Ao propor a ação, a Procuradoria-Geral de Justiça argumentou que o texto violou os princípios da razoabilidade, da proporcionalidade, da precaução e da prevenção, além do pacto federativo e da repartição constitucional de competências de proteção à saúde. "Como é sabido, a União, valendo-se do permissivo constitucional, editou a Lei 13.979, de 2020, segundo a qual, no contexto da emergência ocasionada pela Covid-19, facultou-se, dentre outras medidas, a vacinação obrigatória", afirmou o relator, desembargador Aroldo Viotti, ao julgar a ação procedente.
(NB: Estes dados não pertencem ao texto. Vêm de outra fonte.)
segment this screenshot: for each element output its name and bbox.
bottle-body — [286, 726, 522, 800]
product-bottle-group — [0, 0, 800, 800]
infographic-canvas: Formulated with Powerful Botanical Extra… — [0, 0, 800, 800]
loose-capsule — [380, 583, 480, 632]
O magistrado lembrou que o Supremo Tribunal Federal já decidiu pela constitucionalidade da vacinação compulsória. Dessa forma, no âmbito da competência concorrente, Viotti disse que, aos municípios, é permitido apenas suplementar a legislação federal e estadual com base no interesse local.
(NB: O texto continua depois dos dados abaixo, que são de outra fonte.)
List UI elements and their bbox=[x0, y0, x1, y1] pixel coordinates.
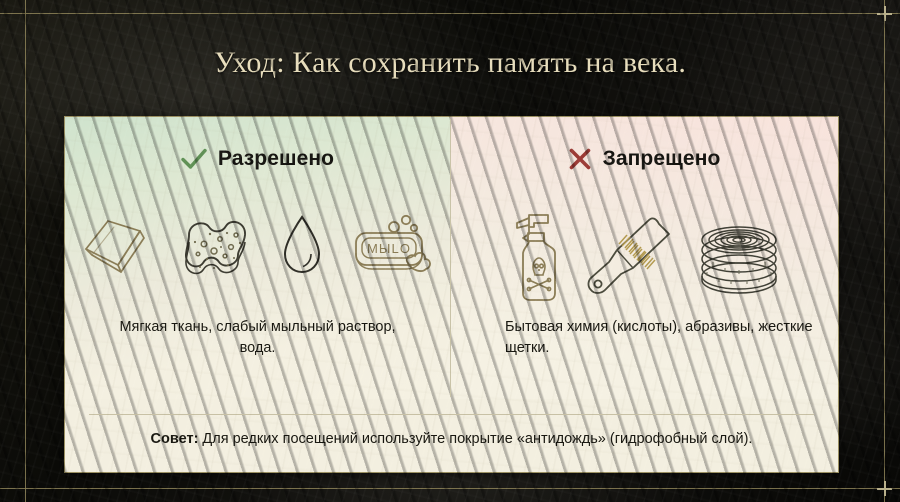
corner-plus-icon-top-right bbox=[877, 6, 892, 21]
panel-allowed-header: Разрешено bbox=[65, 147, 450, 171]
check-icon bbox=[181, 147, 207, 171]
panel-allowed-heading: Разрешено bbox=[218, 147, 334, 171]
tip-row: Совет: Для редких посещений используйте … bbox=[65, 429, 838, 449]
tip-divider bbox=[89, 414, 814, 415]
page-title: Уход: Как сохранить память на века. bbox=[0, 46, 900, 80]
panel-forbidden-header: Запрещено bbox=[450, 147, 838, 171]
tip-label: Совет: bbox=[151, 431, 199, 447]
panel-forbidden-heading: Запрещено bbox=[603, 147, 721, 171]
wire-brush-icon bbox=[581, 214, 677, 300]
cross-icon bbox=[568, 147, 592, 171]
panel-forbidden-icons bbox=[450, 209, 838, 305]
comparison-panels: Разрешено bbox=[65, 117, 838, 399]
water-drop-icon bbox=[278, 209, 326, 281]
spray-bottle-poison-icon bbox=[503, 209, 565, 305]
soap-bar-label: МЫLO bbox=[366, 241, 410, 256]
soap-bar-icon: МЫLO bbox=[348, 209, 438, 281]
frame-line-bottom bbox=[0, 488, 900, 489]
panel-allowed-caption: Мягкая ткань, слабый мыльный раствор, во… bbox=[65, 317, 450, 358]
panel-allowed: Разрешено bbox=[65, 117, 450, 399]
comparison-card: Разрешено bbox=[64, 116, 839, 473]
tip-text: Для редких посещений используйте покрыти… bbox=[198, 431, 752, 447]
slide-background: Уход: Как сохранить память на века. Разр… bbox=[0, 0, 900, 502]
abrasive-pads-icon bbox=[693, 214, 785, 300]
sponge-icon bbox=[176, 209, 256, 281]
corner-plus-icon-bottom-right bbox=[877, 481, 892, 496]
panel-forbidden: Запрещено bbox=[450, 117, 838, 399]
panel-forbidden-caption: Бытовая химия (кислоты), абразивы, жестк… bbox=[450, 317, 838, 358]
frame-line-top bbox=[0, 13, 900, 14]
cloth-icon bbox=[78, 209, 154, 281]
panel-divider bbox=[450, 119, 451, 397]
panel-allowed-icons: МЫLO bbox=[65, 209, 450, 281]
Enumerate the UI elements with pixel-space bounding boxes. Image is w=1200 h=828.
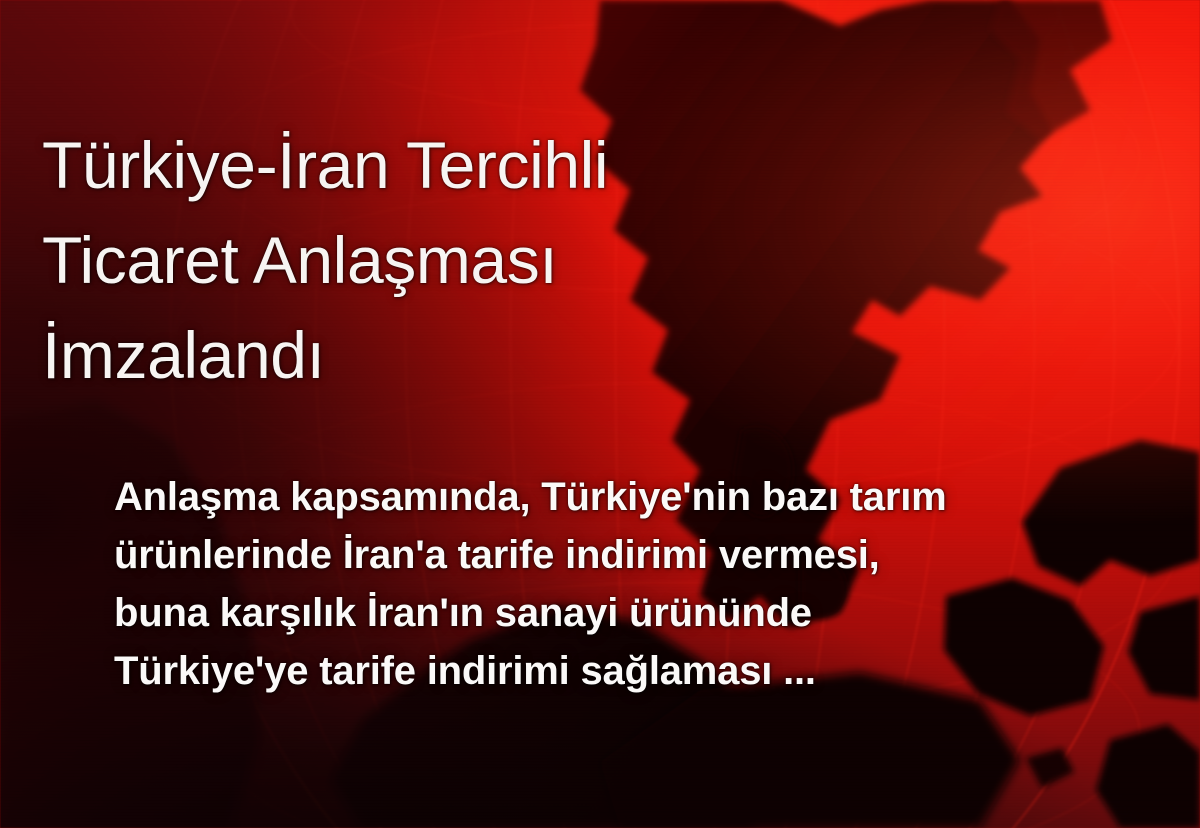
text-overlay: Türkiye-İran Tercihli Ticaret Anlaşması … bbox=[0, 0, 1200, 828]
news-banner: Türkiye-İran Tercihli Ticaret Anlaşması … bbox=[0, 0, 1200, 828]
headline-text: Türkiye-İran Tercihli Ticaret Anlaşması … bbox=[42, 118, 1052, 403]
summary-text: Anlaşma kapsamında, Türkiye'nin bazı tar… bbox=[114, 468, 1114, 700]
"Nesta linha, o C. Supremo Tribunal Federal, na ADPF 672, ressaltou a atuação de forma conjunta (comum) dos governos federal, estadual, distrital e municipal para o enfrentamento da pandemia, visando à proteção e defesa da saúde, ressaltando, contudo, não ser possível que uma esfera de governo impeça a outra de adotar medidas de proteção e defesa da saúde no combate à Covid-19", completou.
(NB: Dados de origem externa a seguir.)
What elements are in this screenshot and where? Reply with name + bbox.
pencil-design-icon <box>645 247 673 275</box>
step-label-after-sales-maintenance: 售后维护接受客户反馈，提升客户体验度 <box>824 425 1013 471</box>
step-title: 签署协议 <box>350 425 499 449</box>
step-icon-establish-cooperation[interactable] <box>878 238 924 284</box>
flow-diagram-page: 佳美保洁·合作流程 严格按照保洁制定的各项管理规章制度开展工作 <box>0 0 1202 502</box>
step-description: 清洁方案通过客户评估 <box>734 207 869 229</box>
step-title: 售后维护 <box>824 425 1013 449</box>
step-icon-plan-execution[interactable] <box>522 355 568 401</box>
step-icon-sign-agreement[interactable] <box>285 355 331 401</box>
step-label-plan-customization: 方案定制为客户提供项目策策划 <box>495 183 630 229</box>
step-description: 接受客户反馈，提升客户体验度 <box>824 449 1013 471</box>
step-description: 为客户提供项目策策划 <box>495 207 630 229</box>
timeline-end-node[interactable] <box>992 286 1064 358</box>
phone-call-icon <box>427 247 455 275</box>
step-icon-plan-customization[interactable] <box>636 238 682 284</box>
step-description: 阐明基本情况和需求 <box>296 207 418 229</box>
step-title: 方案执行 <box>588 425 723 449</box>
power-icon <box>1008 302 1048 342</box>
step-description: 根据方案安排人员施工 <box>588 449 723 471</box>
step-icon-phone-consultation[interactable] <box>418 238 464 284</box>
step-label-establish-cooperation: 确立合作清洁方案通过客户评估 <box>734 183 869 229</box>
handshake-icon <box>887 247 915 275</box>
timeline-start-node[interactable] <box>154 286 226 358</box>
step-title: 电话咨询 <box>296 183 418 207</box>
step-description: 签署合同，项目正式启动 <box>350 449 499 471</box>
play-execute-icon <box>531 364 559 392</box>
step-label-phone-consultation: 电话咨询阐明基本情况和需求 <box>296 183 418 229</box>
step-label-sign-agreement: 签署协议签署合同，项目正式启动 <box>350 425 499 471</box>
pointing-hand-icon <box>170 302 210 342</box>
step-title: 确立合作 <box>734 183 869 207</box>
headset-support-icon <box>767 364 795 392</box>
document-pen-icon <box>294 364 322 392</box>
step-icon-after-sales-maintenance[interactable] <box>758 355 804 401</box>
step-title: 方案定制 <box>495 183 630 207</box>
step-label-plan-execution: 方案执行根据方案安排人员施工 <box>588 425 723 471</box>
Para o magistrado, embora deva-se respeitar o direito de cada cidadão a não se vacinar, cabe às três esferas de governo adotar políticas públicas e posturas administrativas (medidas indiretas) voltadas à preservação e proteção do bem comum e da saúde pública, com vistas ao controle e à erradicação de vírus e moléstias.
"Exorbitou o município dos limites de atuação suplementar que lhe impera a Constituição Federal, no artigo 30, inciso II. Nem há falar em peculiaridade local alguma, ou em 'especificidades geográficas, econômicas e socais', que possam justificar a exclusão do município das campanhas de vacinação que a União e/ou o Estado, no exercício de sua competência, venham a implementar", disse Viotti.
Na visão do relator, a lei violou o pacto federativo, na medida em que disciplinou matéria já tratada por legislação federal e estadual, com posicionamentos contrários. Segundo ele, também não há que se falar em espaço ou omissão no regramento federal e estadual a ensejar o exercício da competência suplementar do município.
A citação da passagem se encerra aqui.